BOLIVIA-CRIME-MINERS-ILLANESRecent picture of Bolivian deputy interior minister Rodolfo Illanes taken in La Paz, who was killed on August 25, 2016 by miners after kidnapped him to demand labor law changes, the government said. /AFP PHOTO / AGENCIA ABI

The Bolivian government has confirmed reports that striking miners kidnapped and murdered the country’s vice minister of the interior Rodolfo Illanes.

President Evo Morales has called for three days of national mourning. CCTV’s Dan Collyns reports.

The news of the killing has shocked the nation. Fractious negotiations between the government and striking cooperative miners turned violent.

Two protesters were killed when police clashed with miners armed with dynamite who had blocked several major roads.

Rodolfo Illanes, the vice interior minister, went to negotiate with them. The government says he was held hostage, tortured and finally beaten to death. His body was found dumped on the side of a road.

Speaking to journalists, Bolivia’s president Evo Morales was visibly shaken.

“The death of our brother Deputy Interior Minister, Illanes, hurts a great deal. But it was such a cowardly act. They kidnapped him, tortured him and killed him. It’s unforgivable. I do not understand. I don’t understand how there can be brothers in the union who attack in that way.”

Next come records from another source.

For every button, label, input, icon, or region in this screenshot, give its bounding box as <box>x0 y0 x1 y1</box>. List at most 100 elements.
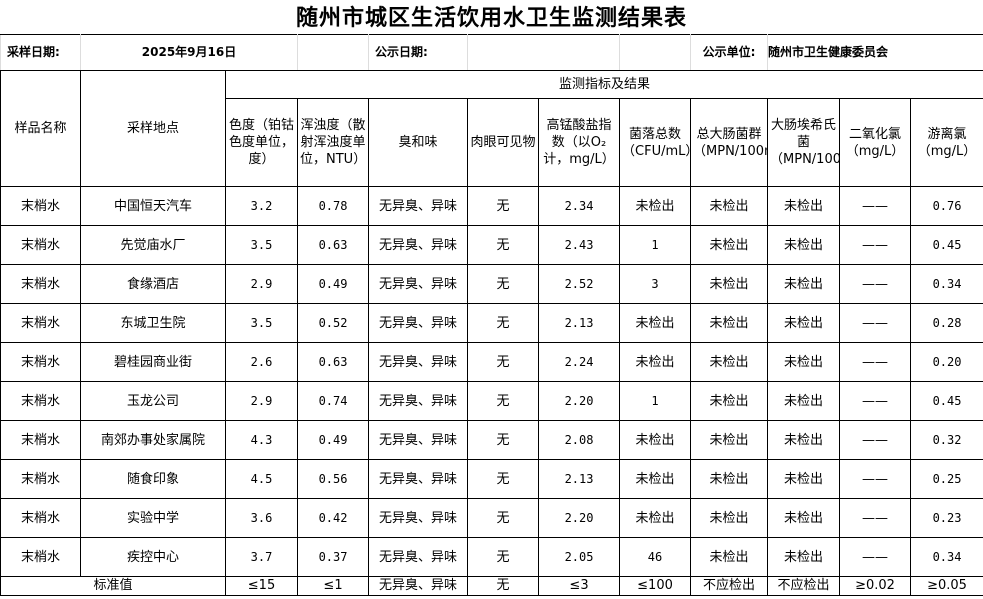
table-cell: 无 <box>467 342 540 382</box>
standard-value: ≥0.02 <box>839 576 912 596</box>
results-table: 采样日期: 2025年9月16日 公示日期: 公示单位: 随州市卫生健康委员会 … <box>0 34 983 596</box>
standard-value: ≥0.05 <box>910 576 983 596</box>
table-cell: 无异臭、异味 <box>368 498 469 538</box>
table-cell: 2.34 <box>538 186 621 226</box>
table-cell: 末梢水 <box>0 342 81 382</box>
table-cell: 未检出 <box>619 186 692 226</box>
standard-label: 标准值 <box>0 576 226 596</box>
table-cell: 未检出 <box>690 303 769 343</box>
table-cell: 碧桂园商业街 <box>80 342 226 382</box>
table-cell: 未检出 <box>619 459 692 499</box>
table-cell: 未检出 <box>619 342 692 382</box>
table-cell: 未检出 <box>690 498 769 538</box>
table-row: 末梢水 实验中学 3.6 0.42 无异臭、异味无 2.20 未检出 未检出 未检出 —— 0.23 <box>0 498 983 538</box>
standard-value: 不应检出 <box>767 576 841 596</box>
table-cell: 末梢水 <box>0 459 81 499</box>
table-row: 末梢水 先觉庙水厂 3.5 0.63 无异臭、异味无 2.43 1 未检出 未检出 —— 0.45 <box>0 225 983 265</box>
header-indicator: 二氧化氯（mg/L） <box>839 98 912 187</box>
table-cell: 无 <box>467 186 540 226</box>
table-cell: 1 <box>619 381 692 421</box>
header-indicator: 高锰酸盐指数（以O₂计，mg/L） <box>538 98 621 187</box>
table-cell: 0.49 <box>297 420 370 460</box>
table-cell: 2.52 <box>538 264 621 304</box>
table-cell: 无 <box>467 459 540 499</box>
table-cell: 46 <box>619 537 692 577</box>
table-row: 末梢水 碧桂园商业街 2.6 0.63 无异臭、异味无 2.24 未检出 未检出 未检出 —— 0.… <box>0 342 983 382</box>
table-cell: —— <box>839 381 912 421</box>
table-cell: 实验中学 <box>80 498 226 538</box>
table-cell: 2.05 <box>538 537 621 577</box>
table-cell: 2.13 <box>538 303 621 343</box>
table-cell: 未检出 <box>619 420 692 460</box>
table-cell: 3.5 <box>224 225 299 265</box>
table-cell: —— <box>839 537 912 577</box>
table-row: 末梢水 玉龙公司 2.9 0.74 无异臭、异味无 2.20 1 未检出 未检出 —— 0.45 <box>0 381 983 421</box>
header-sample-name: 样品名称 <box>0 70 81 187</box>
table-cell: 玉龙公司 <box>80 381 226 421</box>
table-cell: 无 <box>467 498 540 538</box>
page-title: 随州市城区生活饮用水卫生监测结果表 <box>295 5 687 31</box>
table-cell: 0.78 <box>297 186 370 226</box>
table-cell: 0.25 <box>910 459 983 499</box>
table-cell: 未检出 <box>690 537 769 577</box>
table-cell: 3.6 <box>224 498 299 538</box>
table-cell: 无异臭、异味 <box>368 342 469 382</box>
table-cell: 先觉庙水厂 <box>80 225 226 265</box>
table-cell: 0.63 <box>297 225 370 265</box>
table-cell: 未检出 <box>690 186 769 226</box>
table-cell: 未检出 <box>690 381 769 421</box>
table-cell: —— <box>839 186 912 226</box>
standard-value: 无异臭、异味 <box>368 576 469 596</box>
table-cell: 未检出 <box>690 459 769 499</box>
standard-row: 标准值 ≤15 ≤1 无异臭、异味无 ≤3 ≤100 不应检出 不应检出 ≥0.02 ≥0.05 <box>0 576 983 596</box>
sample-date-label: 采样日期: <box>0 34 81 71</box>
table-cell: 3 <box>619 264 692 304</box>
table-cell: 0.37 <box>297 537 370 577</box>
table-cell: —— <box>839 342 912 382</box>
table-cell: 末梢水 <box>0 303 81 343</box>
table-cell: 未检出 <box>767 498 841 538</box>
table-cell: 无 <box>467 225 540 265</box>
table-cell: 未检出 <box>690 420 769 460</box>
table-cell: 0.20 <box>910 342 983 382</box>
table-cell: 无异臭、异味 <box>368 459 469 499</box>
table-cell: 未检出 <box>690 225 769 265</box>
table-cell: 无异臭、异味 <box>368 264 469 304</box>
table-cell: 未检出 <box>767 342 841 382</box>
header-indicator: 总大肠菌群（MPN/100mL） <box>690 98 769 187</box>
standard-value: 不应检出 <box>690 576 769 596</box>
table-row: 末梢水 疾控中心 3.7 0.37 无异臭、异味无 2.05 46 未检出 未检出 —— 0.34 <box>0 537 983 577</box>
header-indicator: 大肠埃希氏菌（MPN/100mL） <box>767 98 841 187</box>
table-cell: 未检出 <box>767 264 841 304</box>
publish-date <box>467 34 621 71</box>
table-cell: 未检出 <box>767 381 841 421</box>
table-row: 末梢水 东城卫生院 3.5 0.52 无异臭、异味无 2.13 未检出 未检出 未检出 —— 0.2… <box>0 303 983 343</box>
table-row: 末梢水 食缘酒店 2.9 0.49 无异臭、异味无 2.52 3 未检出 未检出 —— 0.34 <box>0 264 983 304</box>
header-location: 采样地点 <box>80 70 226 187</box>
table-row: 末梢水 中国恒天汽车 3.2 0.78 无异臭、异味无 2.34 未检出 未检出 未检出 —— 0.… <box>0 186 983 226</box>
table-cell: 未检出 <box>767 186 841 226</box>
table-cell: 未检出 <box>767 537 841 577</box>
table-cell: 末梢水 <box>0 264 81 304</box>
table-cell: 3.5 <box>224 303 299 343</box>
unit-label: 公示单位: <box>690 34 769 71</box>
header-indicator: 菌落总数（CFU/mL） <box>619 98 692 187</box>
table-cell: 未检出 <box>767 225 841 265</box>
table-row: 末梢水 南郊办事处家属院 4.3 0.49 无异臭、异味无 2.08 未检出 未检出 未检出 ——… <box>0 420 983 460</box>
standard-value: ≤15 <box>224 576 299 596</box>
table-cell: 2.43 <box>538 225 621 265</box>
table-cell: 末梢水 <box>0 186 81 226</box>
sample-date: 2025年9月16日 <box>79 34 299 71</box>
unit-value: 随州市卫生健康委员会 <box>767 34 983 71</box>
header-group: 监测指标及结果 <box>224 70 983 99</box>
table-cell: 0.52 <box>297 303 370 343</box>
table-cell: 2.08 <box>538 420 621 460</box>
table-cell: 未检出 <box>619 303 692 343</box>
table-cell: 0.56 <box>297 459 370 499</box>
table-cell: 1 <box>619 225 692 265</box>
table-cell: 末梢水 <box>0 225 81 265</box>
table-cell: 2.9 <box>224 264 299 304</box>
table-cell: 末梢水 <box>0 537 81 577</box>
table-cell: —— <box>839 459 912 499</box>
table-cell: —— <box>839 225 912 265</box>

The miners had been demanding the right to work for private companies and for new mining concessions. But the government said if Bolivia’s nearly 100,000 independent miners associate with the formal mining sector they would no longer be cooperatives.

Javier Torres, political analyst said, “The root of the problem has to do with the economic context with the drop in mineral prices, the cooperative miners demanded more benefits. This represents not only a breakdown between Morales and the cooperatives but within the Bolivian social movement. It’s Morales most difficult political crisis to date.”

Just as relations have soured with self-managed cooperatives miners, Morales is losing support from other workers unions.

Once seen as the champion of the working man, Morales – Bolivia’s longest serving democratically elected leader – is now facing unprecedented opposition, much of it from his traditional support base.

Local media reports say police have raided the offices of the cooperative mining federation and arrested at least 10 mining leaders.